Euler characteristic on noncommutative polyballs

TL;DR

This paper introduces an Euler characteristic for algebraic modules in noncommutative polyballs, establishing its properties, invariance, and geometric connections, including a noncommutative Gauss-Bonnet-Chern theorem.

Contribution

It defines a new invariant called the Euler characteristic for modules in noncommutative polyballs and proves its fundamental properties and applications.

Findings

Euler characteristic is a complete unitary invariant for certain subspaces.

Its range covers all non-negative real numbers.

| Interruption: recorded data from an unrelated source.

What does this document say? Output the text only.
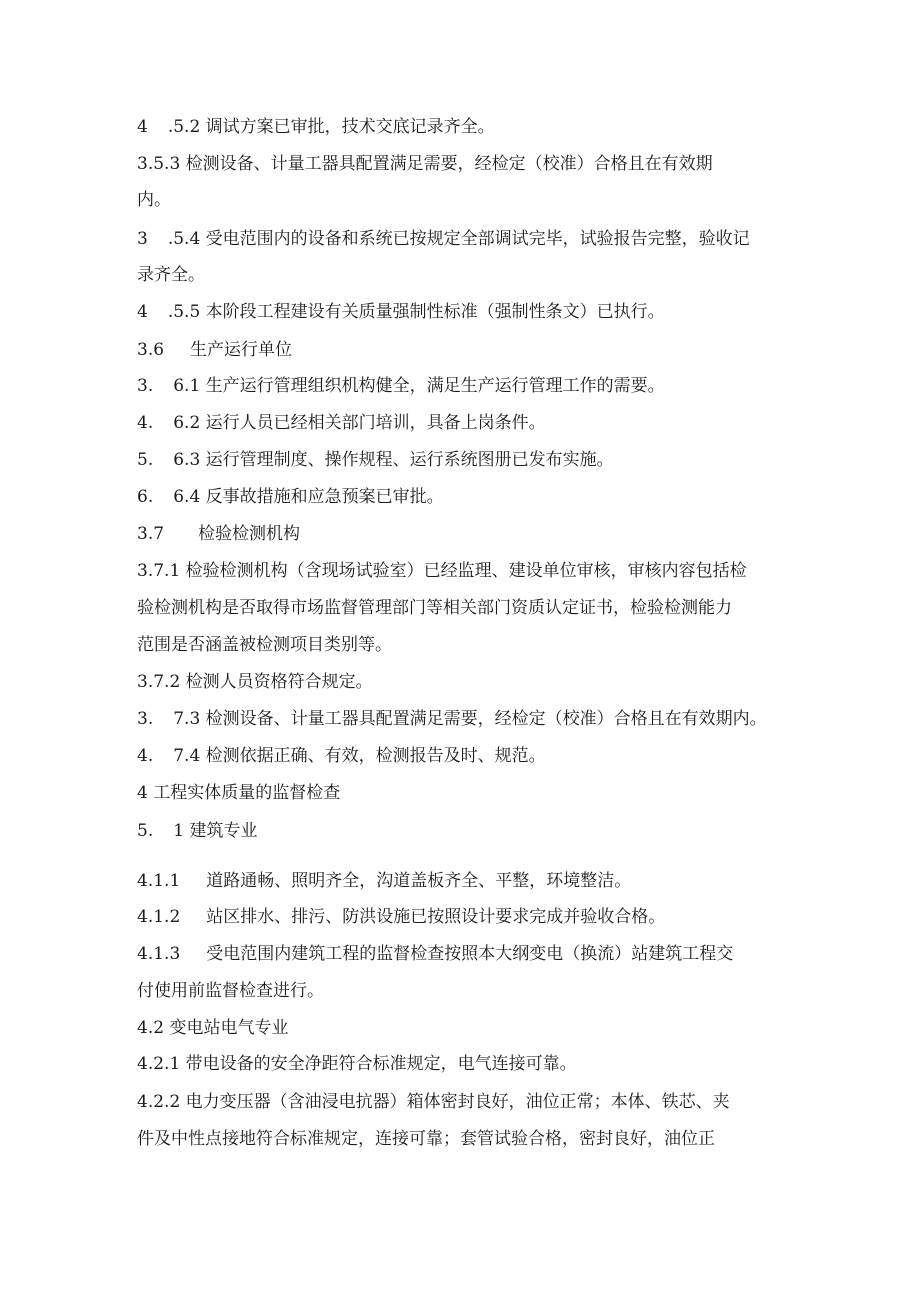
4 .5.2 调试方案已审批，技术交底记录齐全。
3.5.3 检测设备、计量工器具配置满足需要，经检定（校准）合格且在有效期
内。
3 .5.4 受电范围内的设备和系统已按规定全部调试完毕，试验报告完整，验收记
录齐全。
4 .5.5 本阶段工程建设有关质量强制性标准（强制性条文）已执行。
3.6 生产运行单位
3. 6.1 生产运行管理组织机构健全，满足生产运行管理工作的需要。
4. 6.2 运行人员已经相关部门培训，具备上岗条件。
5. 6.3 运行管理制度、操作规程、运行系统图册已发布实施。
6. 6.4 反事故措施和应急预案已审批。
3.7 检验检测机构
3.7.1 检验检测机构（含现场试验室）已经监理、建设单位审核，审核内容包括检
验检测机构是否取得市场监督管理部门等相关部门资质认定证书，检验检测能力
范围是否涵盖被检测项目类别等。
3.7.2 检测人员资格符合规定。
3. 7.3 检测设备、计量工器具配置满足需要，经检定（校准）合格且在有效期内。
4. 7.4 检测依据正确、有效，检测报告及时、规范。
4 工程实体质量的监督检查
5. 1 建筑专业
4.1.1 道路通畅、照明齐全，沟道盖板齐全、平整，环境整洁。
4.1.2 站区排水、排污、防洪设施已按照设计要求完成并验收合格。
4.1.3 受电范围内建筑工程的监督检查按照本大纲变电（换流）站建筑工程交
付使用前监督检查进行。
4.2 变电站电气专业
4.2.1 带电设备的安全净距符合标准规定，电气连接可靠。
4.2.2 电力变压器（含油浸电抗器）箱体密封良好，油位正常；本体、铁芯、夹
件及中性点接地符合标准规定，连接可靠；套管试验合格，密封良好，油位正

An analogue of the Gauss-Bonnet-Chern theorem is established in this setting.

Abstract

In this paper we introduce and study the Euler characteristic associated with algebraic modules generated by arbitrary elements of certain noncommutative polyballs. We provide several asymptotic formulas and prove some of its basic properties. We show that the Euler characteristic is a complete unitary invariant for the finite rank Beurling type invariant subspaces of the tensor product of full Fock spaces $F^2(H_{n_1})\otimes \cdots \otimes F^2(H_{n_k})$, and prove that its range coincides with the interval $[0,\infty)$. We obtain an analogue of Arveson's version of the Gauss-Bonnet-Chern theorem from Riemannian geometry, which connects the curvature to the Euler characteristic. In particular, we prove that if M is an invariant subspace of $F^2(H_{n_1})\otimes \cdots \otimes F^2(H_{n_k})$, $n_i\geq 2$, which is graded (generated by multi-homogeneous polynomials), then the curvature and the Euler characteristic of the orthocomplement of M coincide.